As for our over-involved Boomer parents, what lies behind trend pieces about employers invite our parents to the office and most other articles chiding our Boomer parents are mere anecdotes, presented without any kind of context. For instance, the oft-cited study claiming that millennials are bringing their parents to job interviews only spoke to 507 graduates of a four-year college — not exactly a sample we should be drawing all conclusions from. Most millennials I know would never dream of having their parents accompany them to an interview, but they might talk to their parents about their careers and aspirations or may utilize their professional networks for job prospects. I certainly did.

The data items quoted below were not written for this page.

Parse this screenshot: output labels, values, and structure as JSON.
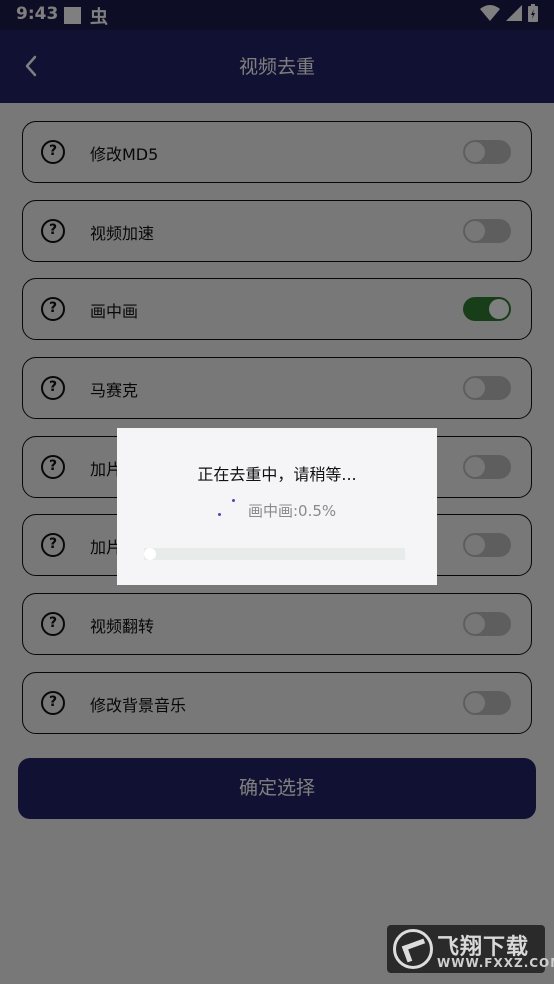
{
  "statusbar": {
    "time": "9:43",
    "bug_glyph": "虫"
  },
  "toolbar": {
    "title": "视频去重"
  },
  "options": [
    {
      "label": "修改MD5",
      "enabled": false
    },
    {
      "label": "视频加速",
      "enabled": false
    },
    {
      "label": "画中画",
      "enabled": true
    },
    {
      "label": "马赛克",
      "enabled": false
    },
    {
      "label": "加片",
      "enabled": false
    },
    {
      "label": "加片",
      "enabled": false
    },
    {
      "label": "视频翻转",
      "enabled": false
    },
    {
      "label": "修改背景音乐",
      "enabled": false
    }
  ],
  "help_glyph": "?",
  "confirm_label": "确定选择",
  "dialog": {
    "title": "正在去重中，请稍等...",
    "progress_text": "画中画:0.5%",
    "progress_value": 0.005
  },
  "watermark": {
    "text": "飞翔下载",
    "url": "WWW.FXXZ.COM"
  },
  "icons": {
    "back": "chevron-left-icon",
    "help": "question-circle-icon",
    "wifi": "wifi-icon",
    "signal": "signal-icon",
    "battery": "battery-icon"
  },
  "colors": {
    "toolbar": "#222268",
    "toggle_on": "#2e7d32",
    "scrim": "rgba(0,0,0,0.5)"
  }
}
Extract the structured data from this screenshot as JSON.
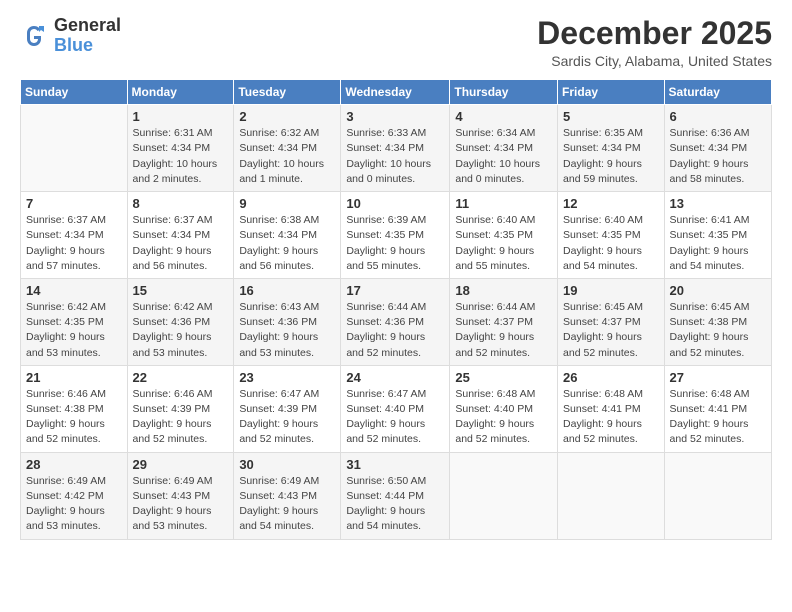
{
  "header": {
    "logo_general": "General",
    "logo_blue": "Blue",
    "month_title": "December 2025",
    "subtitle": "Sardis City, Alabama, United States"
  },
  "days_of_week": [
    "Sunday",
    "Monday",
    "Tuesday",
    "Wednesday",
    "Thursday",
    "Friday",
    "Saturday"
  ],
  "weeks": [
    [
      {
        "day": "",
        "info": ""
      },
      {
        "day": "1",
        "info": "Sunrise: 6:31 AM\nSunset: 4:34 PM\nDaylight: 10 hours\nand 2 minutes."
      },
      {
        "day": "2",
        "info": "Sunrise: 6:32 AM\nSunset: 4:34 PM\nDaylight: 10 hours\nand 1 minute."
      },
      {
        "day": "3",
        "info": "Sunrise: 6:33 AM\nSunset: 4:34 PM\nDaylight: 10 hours\nand 0 minutes."
      },
      {
        "day": "4",
        "info": "Sunrise: 6:34 AM\nSunset: 4:34 PM\nDaylight: 10 hours\nand 0 minutes."
      },
      {
        "day": "5",
        "info": "Sunrise: 6:35 AM\nSunset: 4:34 PM\nDaylight: 9 hours\nand 59 minutes."
      },
      {
        "day": "6",
        "info": "Sunrise: 6:36 AM\nSunset: 4:34 PM\nDaylight: 9 hours\nand 58 minutes."
      }
    ],
    [
      {
        "day": "7",
        "info": "Sunrise: 6:37 AM\nSunset: 4:34 PM\nDaylight: 9 hours\nand 57 minutes."
      },
      {
        "day": "8",
        "info": "Sunrise: 6:37 AM\nSunset: 4:34 PM\nDaylight: 9 hours\nand 56 minutes."
      },
      {
        "day": "9",
        "info": "Sunrise: 6:38 AM\nSunset: 4:34 PM\nDaylight: 9 hours\nand 56 minutes."
      },
      {
        "day": "10",
        "info": "Sunrise: 6:39 AM\nSunset: 4:35 PM\nDaylight: 9 hours\nand 55 minutes."
      },
      {
        "day": "11",
        "info": "Sunrise: 6:40 AM\nSunset: 4:35 PM\nDaylight: 9 hours\nand 55 minutes."
      },
      {
        "day": "12",
        "info": "Sunrise: 6:40 AM\nSunset: 4:35 PM\nDaylight: 9 hours\nand 54 minutes."
      },
      {
        "day": "13",
        "info": "Sunrise: 6:41 AM\nSunset: 4:35 PM\nDaylight: 9 hours\nand 54 minutes."
      }
    ],
    [
      {
        "day": "14",
        "info": "Sunrise: 6:42 AM\nSunset: 4:35 PM\nDaylight: 9 hours\nand 53 minutes."
      },
      {
        "day": "15",
        "info": "Sunrise: 6:42 AM\nSunset: 4:36 PM\nDaylight: 9 hours\nand 53 minutes."
      },
      {
        "day": "16",
        "info": "Sunrise: 6:43 AM\nSunset: 4:36 PM\nDaylight: 9 hours\nand 53 minutes."
      },
      {
        "day": "17",
        "info": "Sunrise: 6:44 AM\nSunset: 4:36 PM\nDaylight: 9 hours\nand 52 minutes."
      },
      {
        "day": "18",
        "info": "Sunrise: 6:44 AM\nSunset: 4:37 PM\nDaylight: 9 hours\nand 52 minutes."
      },
      {
        "day": "19",
        "info": "Sunrise: 6:45 AM\nSunset: 4:37 PM\nDaylight: 9 hours\nand 52 minutes."
      },
      {
        "day": "20",
        "info": "Sunrise: 6:45 AM\nSunset: 4:38 PM\nDaylight: 9 hours\nand 52 minutes."
      }
    ],
    [
      {
        "day": "21",
        "info": "Sunrise: 6:46 AM\nSunset: 4:38 PM\nDaylight: 9 hours\nand 52 minutes."
      },
      {
        "day": "22",
        "info": "Sunrise: 6:46 AM\nSunset: 4:39 PM\nDaylight: 9 hours\nand 52 minutes."
      },
      {
        "day": "23",
        "info": "Sunrise: 6:47 AM\nSunset: 4:39 PM\nDaylight: 9 hours\nand 52 minutes."
      },
      {
        "day": "24",
        "info": "Sunrise: 6:47 AM\nSunset: 4:40 PM\nDaylight: 9 hours\nand 52 minutes."
      },
      {
        "day": "25",
        "info": "Sunrise: 6:48 AM\nSunset: 4:40 PM\nDaylight: 9 hours\nand 52 minutes."
      },
      {
        "day": "26",
        "info": "Sunrise: 6:48 AM\nSunset: 4:41 PM\nDaylight: 9 hours\nand 52 minutes."
      },
      {
        "day": "27",
        "info": "Sunrise: 6:48 AM\nSunset: 4:41 PM\nDaylight: 9 hours\nand 52 minutes."
      }
    ],
    [
      {
        "day": "28",
        "info": "Sunrise: 6:49 AM\nSunset: 4:42 PM\nDaylight: 9 hours\nand 53 minutes."
      },
      {
        "day": "29",
        "info": "Sunrise: 6:49 AM\nSunset: 4:43 PM\nDaylight: 9 hours\nand 53 minutes."
      },
      {
        "day": "30",
        "info": "Sunrise: 6:49 AM\nSunset: 4:43 PM\nDaylight: 9 hours\nand 54 minutes."
      },
      {
        "day": "31",
        "info": "Sunrise: 6:50 AM\nSunset: 4:44 PM\nDaylight: 9 hours\nand 54 minutes."
      },
      {
        "day": "",
        "info": ""
      },
      {
        "day": "",
        "info": ""
      },
      {
        "day": "",
        "info": ""
      }
    ]
  ]
}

When I listen to Donatone, and critics like her, I hear them take the real issues facing millennials and call them entitlement and affirmation issues. Ridiculous.
Today, we're all about responsibility, but our foremost responsibility seems to be to find someone else to blame. Suicide and depression rates are up across the board in all generations. The economy is in shambles, making it hard for the best-prepared of us to succeed. But somehow, that means we can't fend for ourselves, and that our parents are to blame? That our parents didn’t teach us to cope and now we’re in some sort of permanent regressive child-like state?
Yes, millennials have had immediate access to parental feedback even after they leave home due to cell phones and email. Yes, we have seen greater involvement from our parents in our schooling, team sports, and careers. And yes, we have had to rely on their generosity and willingness to open their homes to a much greater extent than any other generation. But can we please silence the Freudian peanut gallery for a moment to figure out if blaming our parents for our problems is actually valid?
Our trophy-proffering parents are not to blame for what life is like for millennials today. We were born and raised under circumstances entirely unique for our generation, and that has far greater bearing on how we have or haven’t learned to cope and thrive. Analyzing the world we've come of age in — and, dare I ask, some unbiased advice on how to proceed from here — would go a lot further than finger-pointing at the Boomers.